衆生の業には定業と不定業があり、定業は一定の因縁条件によって不定業に変わり、不定業も一定の方法によって消滅することができます。多くの業は必ずしも報いを受ける形でしか消滅せず、懺悔の方法によっても業を消すことができ、特に悟りを開いた後は世俗諦の理と勝義諦の理を明らかにするので、消える業は多く大きく、心が変われば一切の業も変わります。万法は唯だ心の造りであり、鍵は衆生の心が清浄であるかどうかにあります。しかし重大な定業は改められず、懺悔も通じず、必ず報いを受けた後に業種が消滅します。重大な悪業は自らの道業を厳しく覆い隠し、見道・証道を妨げ、未来必ず三悪道に堕ちて長劫の苦しみを受けるため、誰もが貪瞋痴の煩悩を降伏させ、故意・過失を問わず大悪業を造作しないよう心がけるべきです。
我見を断ち明心見性した後、無生の理を悟り、無生忍の智慧と無生法忍の智慧を具足すれば、これらの三悪道の業は消滅し、三悪道の苦報は人間界で僅かな余苦を受けるだけで果報は終わります。業は生滅変化するものであり、本来固定して存在するものではなく、生じた法には必ず滅する時があります。人為的な五蘊が生じた法、つまり生じた法は必ず滅し、真実に存在して永遠不変のものではありません。虚妄の法である限り、全て変化が可能です。ですから修行においては、積極的に懺悔などの様々な形で心を改め、心を次第に清浄に転じさせれば、業種も変化することができるのです。

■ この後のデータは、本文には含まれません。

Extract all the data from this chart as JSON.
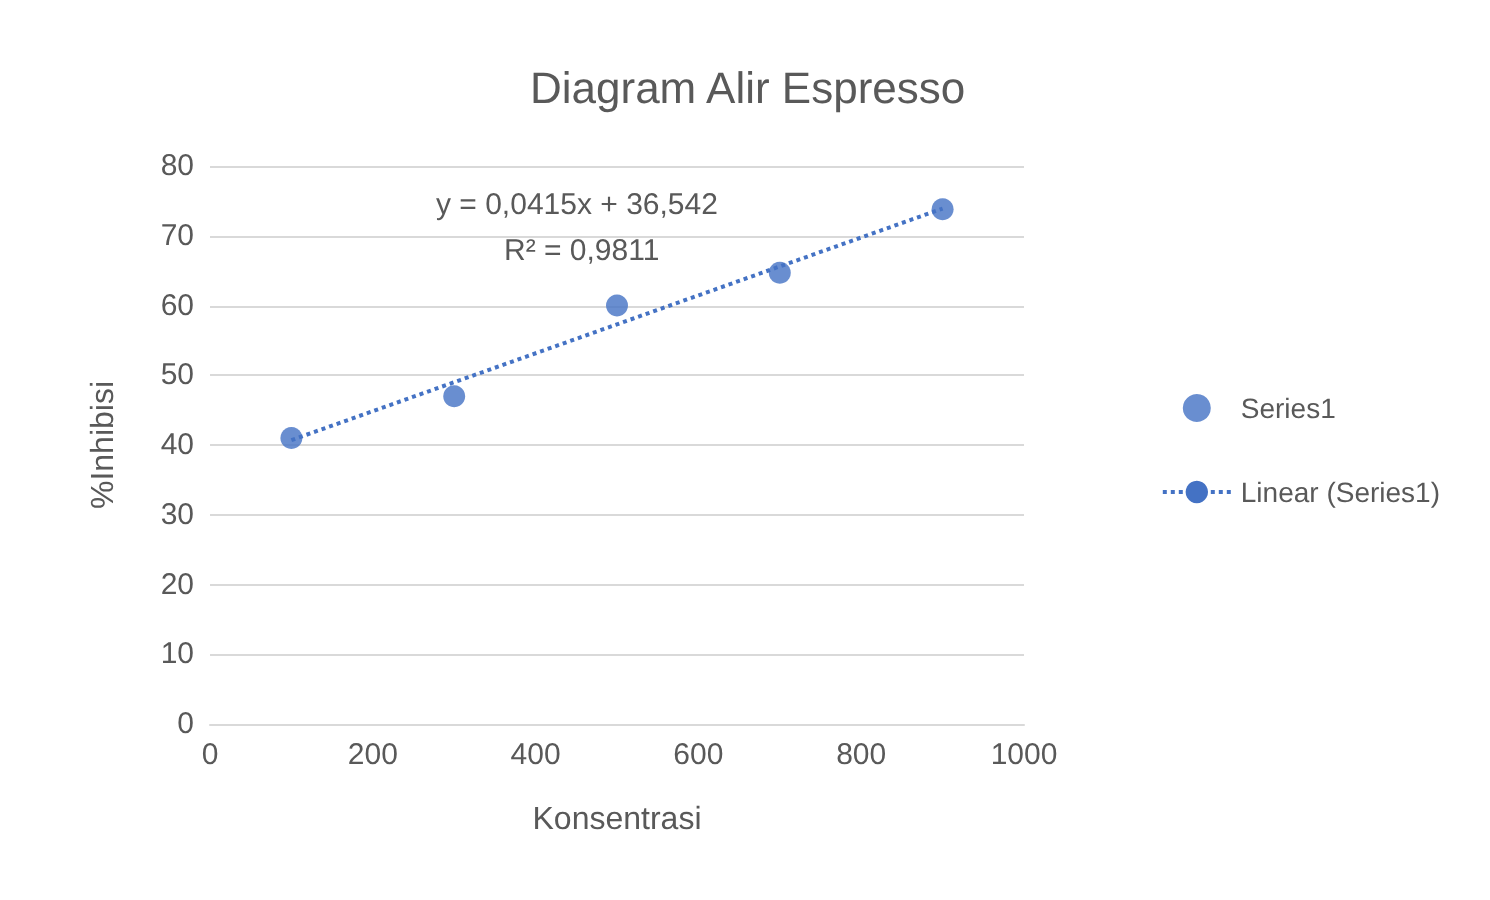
{
  "chart_data": {
    "type": "scatter",
    "title": "Diagram Alir Espresso",
    "xlabel": "Konsentrasi",
    "ylabel": "%Inhibisi",
    "x": [
      100,
      300,
      500,
      700,
      900
    ],
    "series": [
      {
        "name": "Series1",
        "color": "#4472c4",
        "marker": "circle",
        "values": [
          41,
          47,
          60,
          64.7,
          73.8
        ]
      },
      {
        "name": "Linear (Series1)",
        "type": "line",
        "color": "#4472c4",
        "line_style": "dotted",
        "marker": "none",
        "x": [
          100,
          900
        ],
        "values": [
          40.7,
          73.9
        ]
      }
    ],
    "annotations": [
      "y = 0,0415x + 36,542",
      "R² = 0,9811"
    ],
    "xlim": [
      0,
      1000
    ],
    "xticks": [
      0,
      200,
      400,
      600,
      800,
      1000
    ],
    "ylim": [
      0,
      80
    ],
    "yticks": [
      0,
      10,
      20,
      30,
      40,
      50,
      60,
      70,
      80
    ],
    "grid": "y",
    "legend": "right"
  }
}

しかし造作した業種が完全に消滅することはほぼ不可能で、せいぜい罪障を軽減するだけです。砕けた玉器は如何に修復しても必ずひびが残り、こぼした水は如何にしても完全に回収し難いのと同じです。これらの因果律は如来蔵によって実現されますが、如来蔵は主宰せず、意根は主宰できても如来蔵には融通が利きません。如来蔵には微塵の隙もなく、言語も入らず、人情にも通ぜず、世故にも疎く、鉄面皮で私情に流されず、固定されたプログラムに従って因果を実現するため、多くの地上菩薩も因果の苦報を受けるのです。
これらの因果の複雑さは、地上菩薩の唯識種智によって一部観察できますが、完全に了知できるのは仏のみです。ですから因果を深く信じることは非常に困難で、一般の人は僥倖に頼る心理しか持たず、多くの場合因果に対して無自覚・無知です。入地の菩薩は如来蔵の运作の理を観察し明らかにできるため、因果を深く信じて妄りに業行を造ることを恐れますが、それ以外の者は皆、暗闇の中にいることが多いのです。自らの道業を進め苦報を減らすために、常に言行を慎み、自らを低く置き、特に大乗三宝と大乗如来蔵法に対しては一層細心の注意を払い、智慧がない時は黙して語らず、大悪業を造って後悔することのないようにすべきです。